The list of projects, mainly roads, with relevance to Davao region included the following:
Known as Project No. 11, this proposed interprovincial road would serve as the shortest connecting link from Davao City to the port of Iligan, between the provinces of Lanao and Bukidnon, traversing terrains suited for corn, fruit trees, coffee, cacao and cattle-raising.
On the other hand, Project No. 23, a proposed road connecting the east coast of Davao with the provincial capital by way of Compostela and Camanza (Montevista), then a municipal district on the Davao-Agusan inter-provincial road, was designed to develop the extensive agricultural land around Compostela and the Cateel River valley.
The project dubbed as Project No. 24, meanwhile, was a proposed coastal road connecting the municipalities of Cateel and Baganga on the east coast of Davao. It was complemented by Project No. 25, a proposed road on the east coast of the gulf of Davao linking with the Davao-Agusan interprovincial road at Tagum (now a city) and serving the municipalities of Pantukan, Lupon and Mati (now a city).

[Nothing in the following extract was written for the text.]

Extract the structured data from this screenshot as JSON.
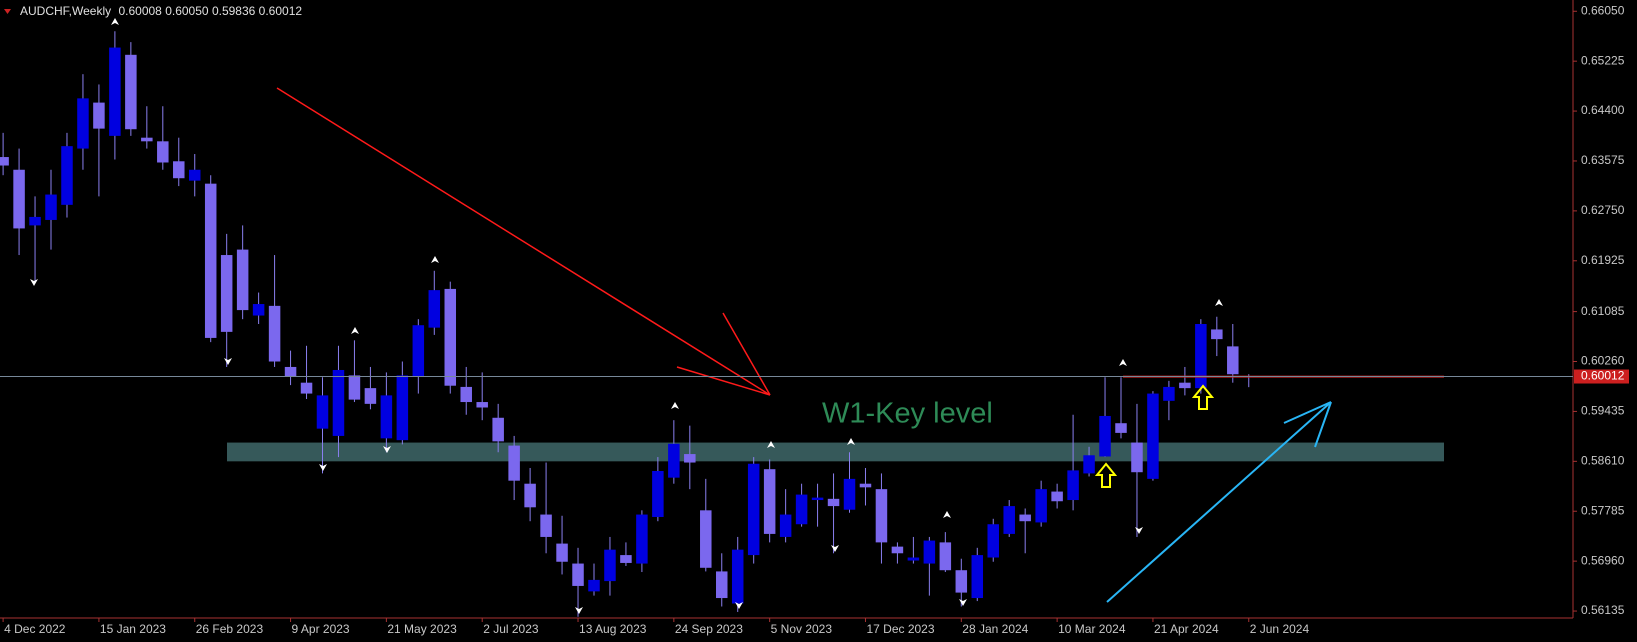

Three other proposes roads of import were listed in the five-year agenda. The Project No. 26 was a proposed road serving as short link between the Davao-Agusan and the Davao-Bukidnon interprovincial roads and would help develop the interior region of northwest Davao.
Project No. 27, on the other hand, was an undertaking designed as an interprovincial road between Davao and Bukidnon provinces, starting from Guianga, Davao City, and connecting with the Bukidnon-Cotabato interprovincial road. This was conceived to provide a direct route from Davao City to the port of Cagayan, in Misamis Oriental.
Meanwhile, Project No. 28, an interprovincial road between Bukidnon and Cotabato, starting from the finished road at Mailag, Bukidnon, and connecting with Kabakan, a municipal district of Cotabato, was devised to link with the completed Cotabato-Davao interprovincial road.
But there were other Davao initiatives of note that were also proposed under the five-year road program. Among the key projects were the construction of the Talomo Bridge (near Coca-Cola plant), the Davao Waterworks Reservoir and Silting Basin, the Suspension bridge over Digos River (near Caños Hospital), and the Governor Generoso Bridge at Bankerohan.
While most of these projects were executed, the advent of war and the Japanese invasion of Davao affected their completion. Further aggravated by the aerial bombs that destroyed Mindanao, these public works resembled ruins when the city was liberated.